Par un mémoire en défense, enregistré le 25 avril 2025, le préfet du Calvados conclut au rejet de la requête.
Il soutient que les moyens invoqués par le requérant ne sont pas fondés.
M. B a été admis au bénéfice de l’aide juridictionnelle totale par une décision du 2 juillet 2025.
Vu les autres pièces du dossier.
Vu :
— l’accord franco-algérien du 27 décembre 1968 modifié relatif à la circulation, à l’emploi et au séjour des ressortissants algériens et de leurs familles ;
— le code de l’entrée et du séjour des étrangers et du droit d’asile ;
— la loi n° 91-647 du 10 juillet 1991 relative à l’aide juridique ;
— le code de justice administrative.
Le président de la formation de jugement a dispensé le rapporteur public, sur sa proposition, de prononcer des conclusions à l’audience.
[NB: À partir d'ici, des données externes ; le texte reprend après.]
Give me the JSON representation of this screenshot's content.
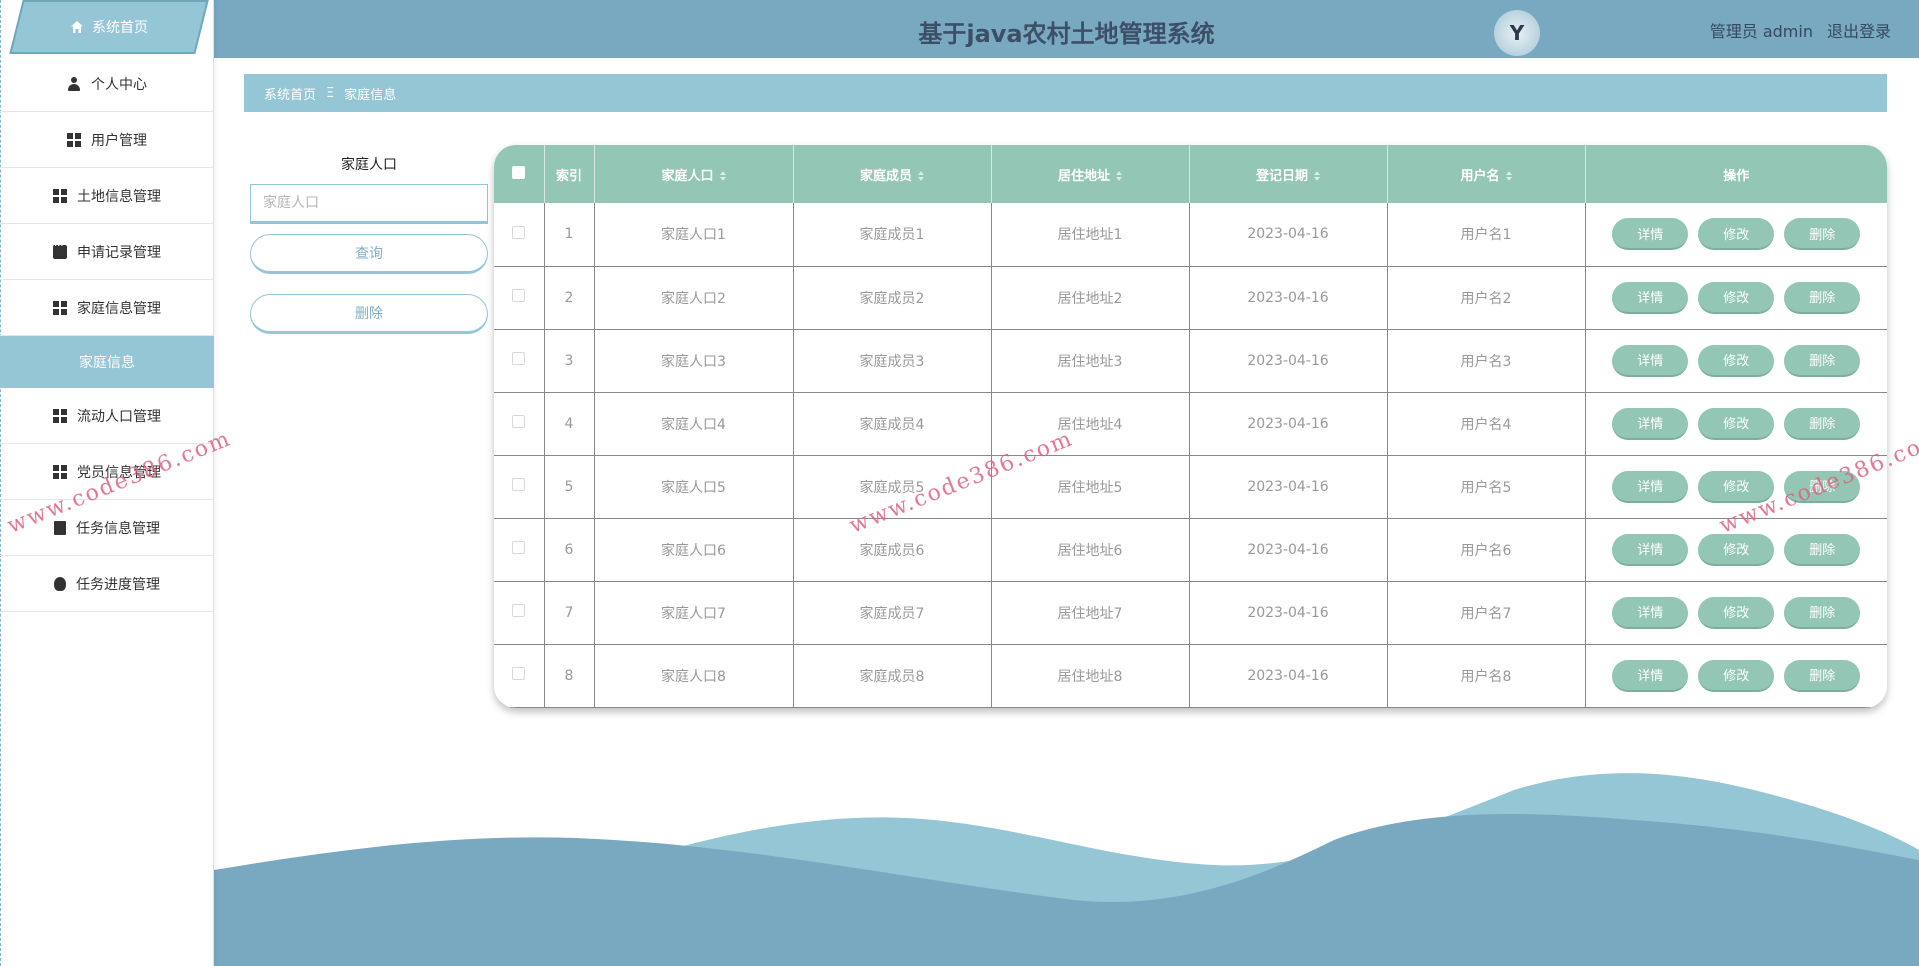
{
  "header": {
    "title": "基于java农村土地管理系统",
    "logo_text": "Y",
    "user_label": "管理员 admin",
    "logout_label": "退出登录"
  },
  "sidebar": {
    "home_label": "系统首页",
    "items": [
      {
        "label": "个人中心",
        "icon": "user-icon"
      },
      {
        "label": "用户管理",
        "icon": "grid-icon"
      },
      {
        "label": "土地信息管理",
        "icon": "grid-icon"
      },
      {
        "label": "申请记录管理",
        "icon": "chat-icon"
      },
      {
        "label": "家庭信息管理",
        "icon": "grid-icon"
      },
      {
        "label": "家庭信息",
        "icon": "",
        "active": true
      },
      {
        "label": "流动人口管理",
        "icon": "grid-icon"
      },
      {
        "label": "党员信息管理",
        "icon": "grid-icon"
      },
      {
        "label": "任务信息管理",
        "icon": "clipboard-icon"
      },
      {
        "label": "任务进度管理",
        "icon": "bulb-icon"
      }
    ]
  },
  "breadcrumb": {
    "home": "系统首页",
    "separator": "Ξ",
    "current": "家庭信息"
  },
  "search": {
    "label": "家庭人口",
    "placeholder": "家庭人口",
    "query_label": "查询",
    "delete_label": "删除"
  },
  "table": {
    "columns": [
      "索引",
      "家庭人口",
      "家庭成员",
      "居住地址",
      "登记日期",
      "用户名",
      "操作"
    ],
    "rows": [
      {
        "index": "1",
        "population": "家庭人口1",
        "members": "家庭成员1",
        "address": "居住地址1",
        "date": "2023-04-16",
        "username": "用户名1"
      },
      {
        "index": "2",
        "population": "家庭人口2",
        "members": "家庭成员2",
        "address": "居住地址2",
        "date": "2023-04-16",
        "username": "用户名2"
      },
      {
        "index": "3",
        "population": "家庭人口3",
        "members": "家庭成员3",
        "address": "居住地址3",
        "date": "2023-04-16",
        "username": "用户名3"
      },
      {
        "index": "4",
        "population": "家庭人口4",
        "members": "家庭成员4",
        "address": "居住地址4",
        "date": "2023-04-16",
        "username": "用户名4"
      },
      {
        "index": "5",
        "population": "家庭人口5",
        "members": "家庭成员5",
        "address": "居住地址5",
        "date": "2023-04-16",
        "username": "用户名5"
      },
      {
        "index": "6",
        "population": "家庭人口6",
        "members": "家庭成员6",
        "address": "居住地址6",
        "date": "2023-04-16",
        "username": "用户名6"
      },
      {
        "index": "7",
        "population": "家庭人口7",
        "members": "家庭成员7",
        "address": "居住地址7",
        "date": "2023-04-16",
        "username": "用户名7"
      },
      {
        "index": "8",
        "population": "家庭人口8",
        "members": "家庭成员8",
        "address": "居住地址8",
        "date": "2023-04-16",
        "username": "用户名8"
      }
    ],
    "actions": {
      "detail": "详情",
      "edit": "修改",
      "delete": "删除"
    }
  },
  "watermark": "www.code386.com",
  "colors": {
    "header": "#78a9c1",
    "accent": "#95c6d6",
    "table_header": "#93c6b4",
    "title_text": "#3d4f66",
    "watermark": "#e0607e"
  }
}
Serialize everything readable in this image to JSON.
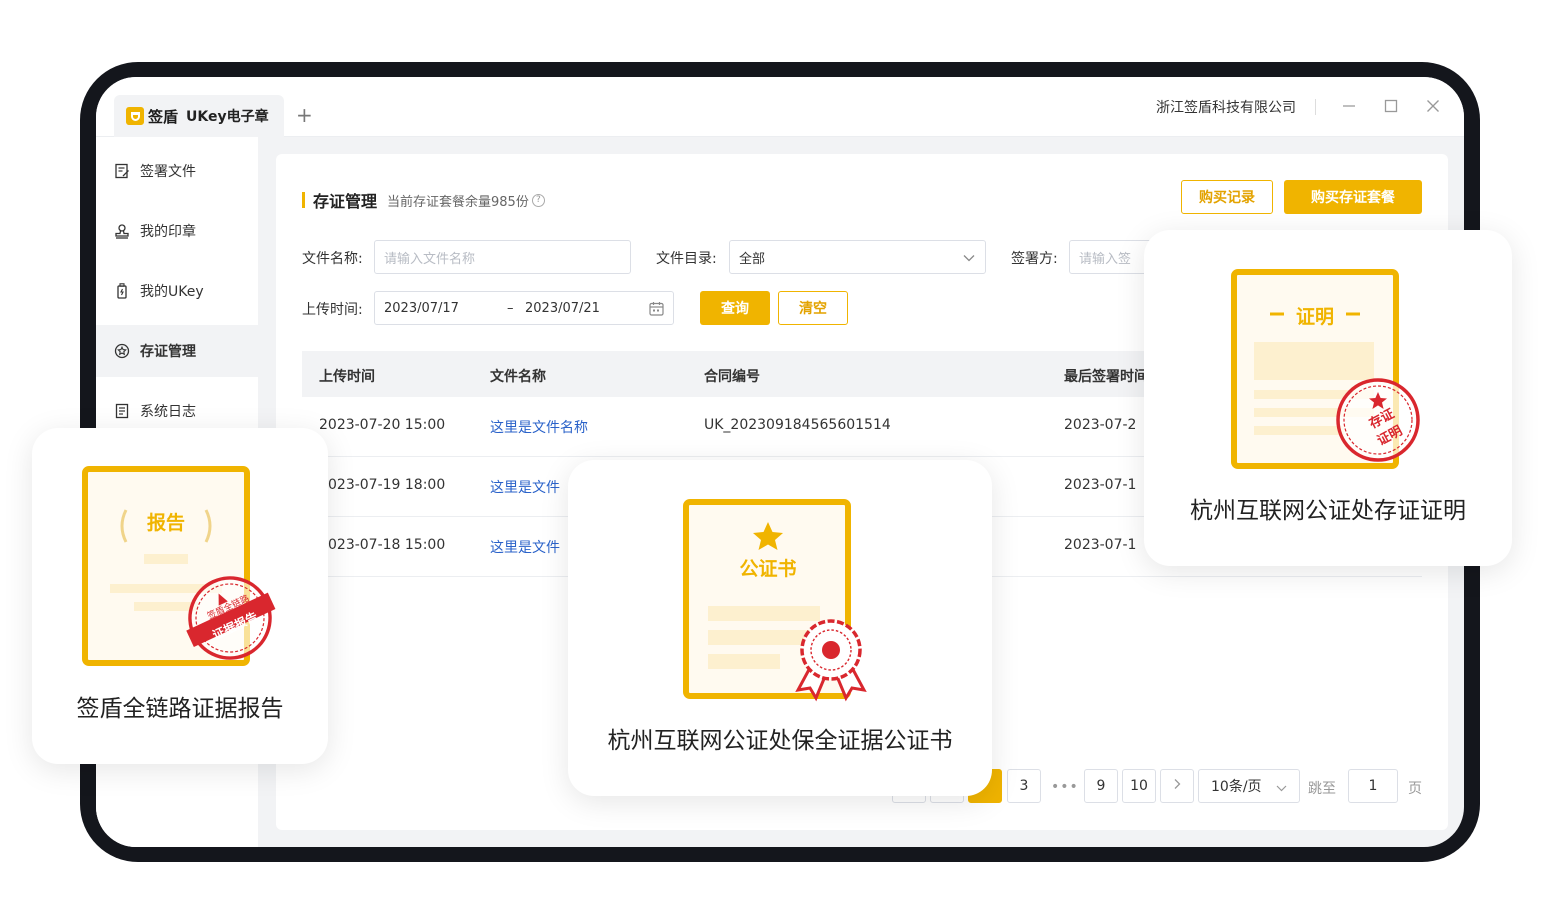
{
  "window": {
    "tab_brand": "签盾",
    "tab_title": "UKey电子章",
    "add_tab": "+",
    "company": "浙江签盾科技有限公司"
  },
  "sidebar": {
    "items": [
      {
        "label": "签署文件",
        "icon": "sign-document-icon"
      },
      {
        "label": "我的印章",
        "icon": "seal-icon"
      },
      {
        "label": "我的UKey",
        "icon": "ukey-icon"
      },
      {
        "label": "存证管理",
        "icon": "evidence-icon"
      },
      {
        "label": "系统日志",
        "icon": "log-icon"
      }
    ],
    "active": "存证管理"
  },
  "page": {
    "title": "存证管理",
    "subtitle": "当前存证套餐余量985份",
    "buy_records": "购买记录",
    "buy_package": "购买存证套餐"
  },
  "filters": {
    "file_name_label": "文件名称:",
    "file_name_placeholder": "请输入文件名称",
    "directory_label": "文件目录:",
    "directory_value": "全部",
    "signer_label": "签署方:",
    "signer_placeholder": "请输入签",
    "upload_time_label": "上传时间:",
    "date_start": "2023/07/17",
    "date_sep": "–",
    "date_end": "2023/07/21",
    "search": "查询",
    "clear": "清空"
  },
  "table": {
    "headers": [
      "上传时间",
      "文件名称",
      "合同编号",
      "最后签署时间"
    ],
    "rows": [
      {
        "upload_time": "2023-07-20 15:00",
        "file_name": "这里是文件名称",
        "contract_no": "UK_202309184565601514",
        "last_signed": "2023-07-2"
      },
      {
        "upload_time": "023-07-19 18:00",
        "file_name": "这里是文件",
        "contract_no": "",
        "last_signed": "2023-07-1"
      },
      {
        "upload_time": "023-07-18 15:00",
        "file_name": "这里是文件",
        "contract_no": "",
        "last_signed": "2023-07-1"
      }
    ]
  },
  "pagination": {
    "pages": [
      "3",
      "9",
      "10"
    ],
    "ellipsis": "•••",
    "page_size": "10条/页",
    "jump_label": "跳至",
    "jump_value": "1",
    "page_suffix": "页"
  },
  "cards": {
    "report": {
      "caption": "签盾全链路证据报告",
      "doc_title": "报告",
      "stamp_top": "签盾全链路",
      "stamp_band": "证据报告"
    },
    "notary": {
      "caption": "杭州互联网公证处保全证据公证书",
      "doc_title": "公证书"
    },
    "proof": {
      "caption": "杭州互联网公证处存证证明",
      "doc_title": "证明",
      "stamp_line1": "存证",
      "stamp_line2": "证明"
    }
  },
  "colors": {
    "accent": "#f0b400",
    "link": "#2a62c9",
    "stamp_red": "#d9272e"
  }
}
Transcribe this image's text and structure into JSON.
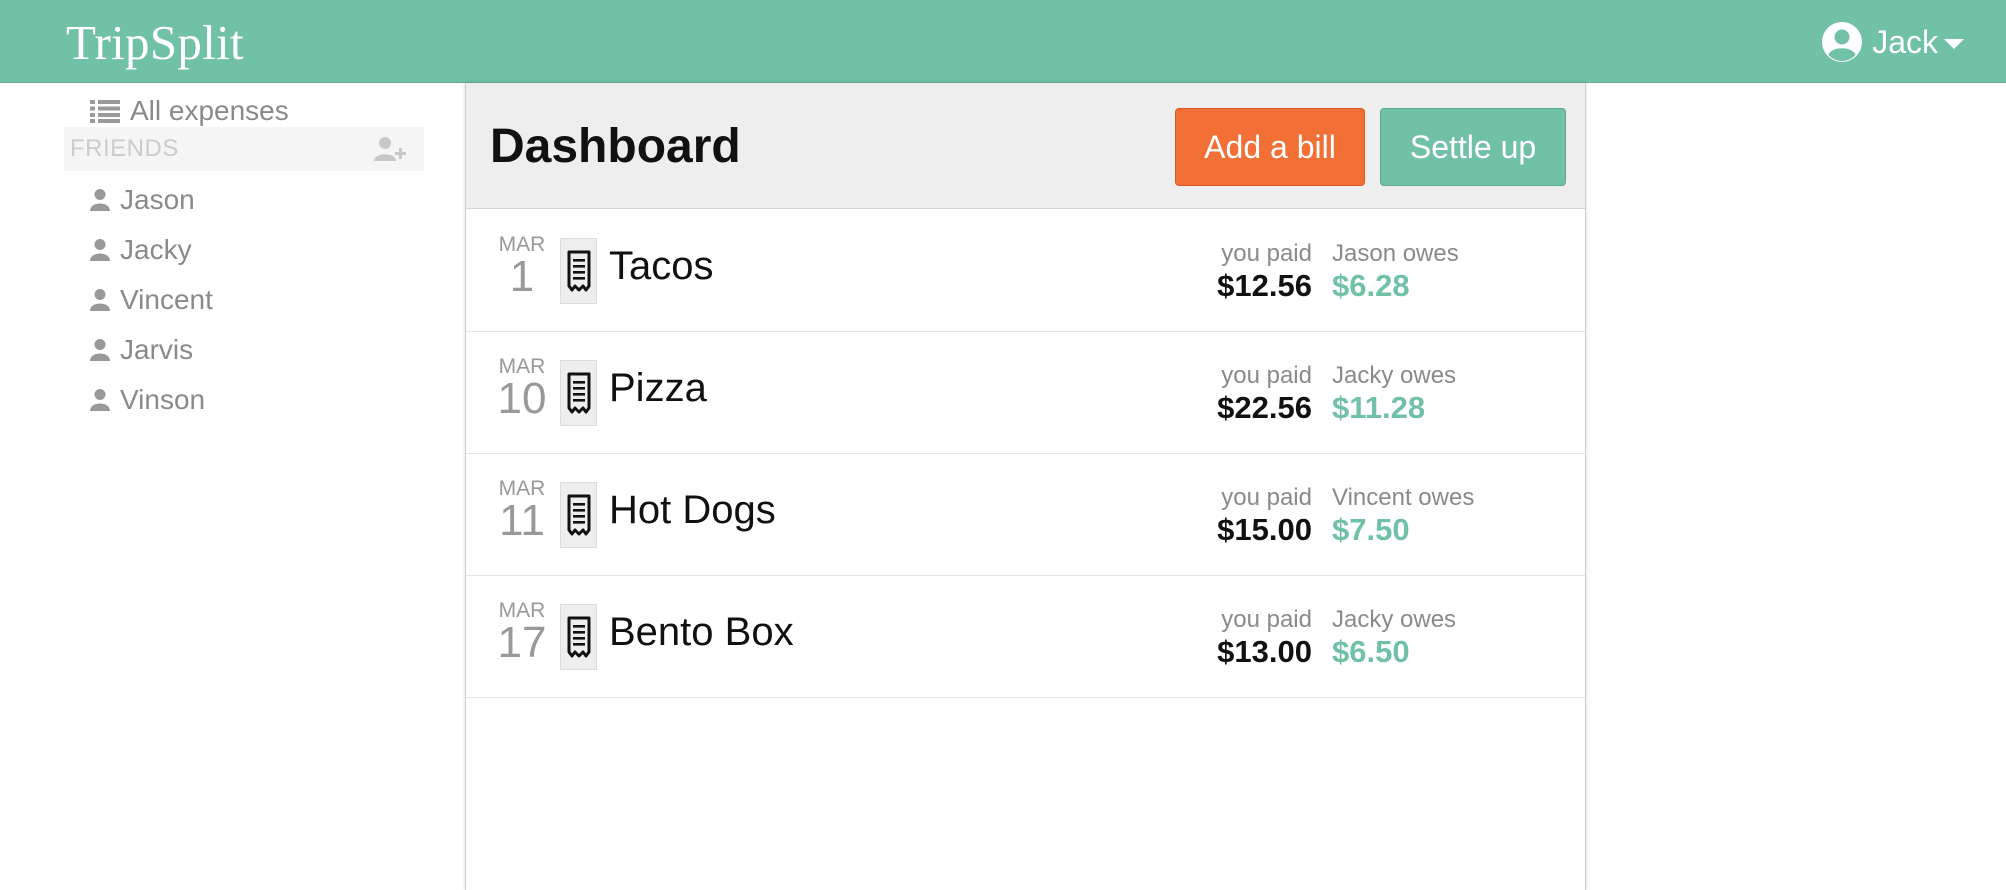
{
  "app": {
    "brand": "TripSplit"
  },
  "user": {
    "name": "Jack"
  },
  "sidebar": {
    "all_expenses": "All expenses",
    "friends_title": "FRIENDS",
    "friends": [
      "Jason",
      "Jacky",
      "Vincent",
      "Jarvis",
      "Vinson"
    ]
  },
  "dashboard": {
    "title": "Dashboard",
    "add_bill": "Add a bill",
    "settle_up": "Settle up"
  },
  "expenses": [
    {
      "month": "MAR",
      "day": "1",
      "name": "Tacos",
      "paid_label": "you paid",
      "paid": "$12.56",
      "owes_label": "Jason owes",
      "owed": "$6.28"
    },
    {
      "month": "MAR",
      "day": "10",
      "name": "Pizza",
      "paid_label": "you paid",
      "paid": "$22.56",
      "owes_label": "Jacky owes",
      "owed": "$11.28"
    },
    {
      "month": "MAR",
      "day": "11",
      "name": "Hot Dogs",
      "paid_label": "you paid",
      "paid": "$15.00",
      "owes_label": "Vincent owes",
      "owed": "$7.50"
    },
    {
      "month": "MAR",
      "day": "17",
      "name": "Bento Box",
      "paid_label": "you paid",
      "paid": "$13.00",
      "owes_label": "Jacky owes",
      "owed": "$6.50"
    }
  ],
  "colors": {
    "brand": "#71c1a6",
    "add_bill": "#f26f35",
    "owed": "#71c1a6"
  },
  "icons": {
    "user": "user-circle-icon",
    "list": "list-icon",
    "add_friend": "add-user-icon",
    "friend": "user-icon",
    "receipt": "receipt-icon"
  }
}
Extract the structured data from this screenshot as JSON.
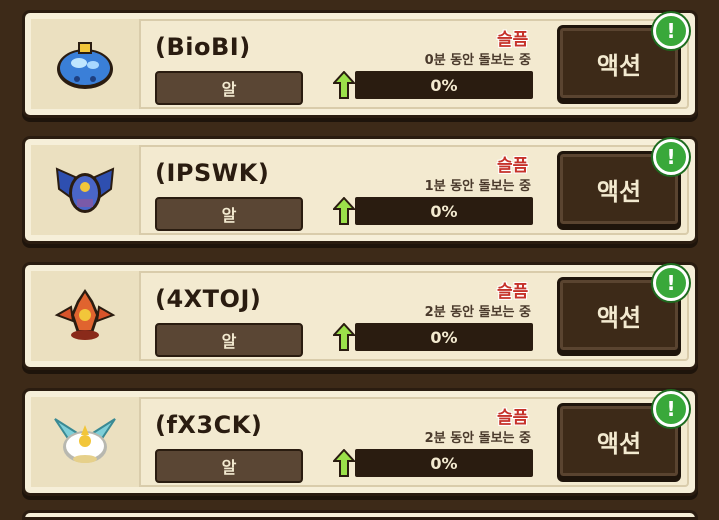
{
  "pets": [
    {
      "name": "(BioBI)",
      "type_label": "알",
      "status": "슬픔",
      "care_text": "0분 동안 돌보는 중",
      "progress_text": "0%",
      "progress": 0,
      "action_label": "액션",
      "alert": "!",
      "icon": "blue-egg-pet-icon",
      "color": "#3a7fd8"
    },
    {
      "name": "(IPSWK)",
      "type_label": "알",
      "status": "슬픔",
      "care_text": "1분 동안 돌보는 중",
      "progress_text": "0%",
      "progress": 0,
      "action_label": "액션",
      "alert": "!",
      "icon": "blue-winged-pet-icon",
      "color": "#2e4fb0"
    },
    {
      "name": "(4XTOJ)",
      "type_label": "알",
      "status": "슬픔",
      "care_text": "2분 동안 돌보는 중",
      "progress_text": "0%",
      "progress": 0,
      "action_label": "액션",
      "alert": "!",
      "icon": "fire-egg-pet-icon",
      "color": "#d8532a"
    },
    {
      "name": "(fX3CK)",
      "type_label": "알",
      "status": "슬픔",
      "care_text": "2분 동안 돌보는 중",
      "progress_text": "0%",
      "progress": 0,
      "action_label": "액션",
      "alert": "!",
      "icon": "light-winged-pet-icon",
      "color": "#7ecfd8"
    }
  ]
}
Les parties ont été régulièrement averties du jour de l’audience.
Ont été entendus au cours de l’audience publique :
— le rapport de M. Cheylan,
— les observations de Me Wahab, représentant M. B.
Le préfet du Calvados n’était ni présent, ni représenté.
Considérant ce qui suit :
1. M. A B, ressortissant algérien né le 4 octobre 1992 à Sidi Lakhdar (Algérie), a déclaré être entré en France en janvier 2017. Il a sollicité le 17 novembre 2022 la délivrance d’un certificat de résidence pour algérien en tant que parent d’enfant français mineur sur le fondement de l’article 6 4) de l’accord franco-algérien. Par un arrêté du 19 mars 2025, dont le requérant demande l’annulation, le préfet du Calvados, qui a mis en œuvre les dispositions de l’article 14 de la loi du 26 janvier 2024, a refusé son admission au séjour, l’a obligé à quitter le territoire français dans un délai de trente jours, a fixé son pays de destination et a prononcé à son encontre une interdiction de retour sur le territoire français pendant une durée de cinq ans.
Sur la demande d’aide juridictionnelle provisoire :
2. M. B a été admis le 2 juillet 2025 au bénéfice de l’aide juridictionnelle totale. Par suite, il n’y a plus lieu de statuer sur ses conclusions tendant à ce qu’il soit admis à l’aide juridictionnelle provisoire, qui sont devenues sans objet.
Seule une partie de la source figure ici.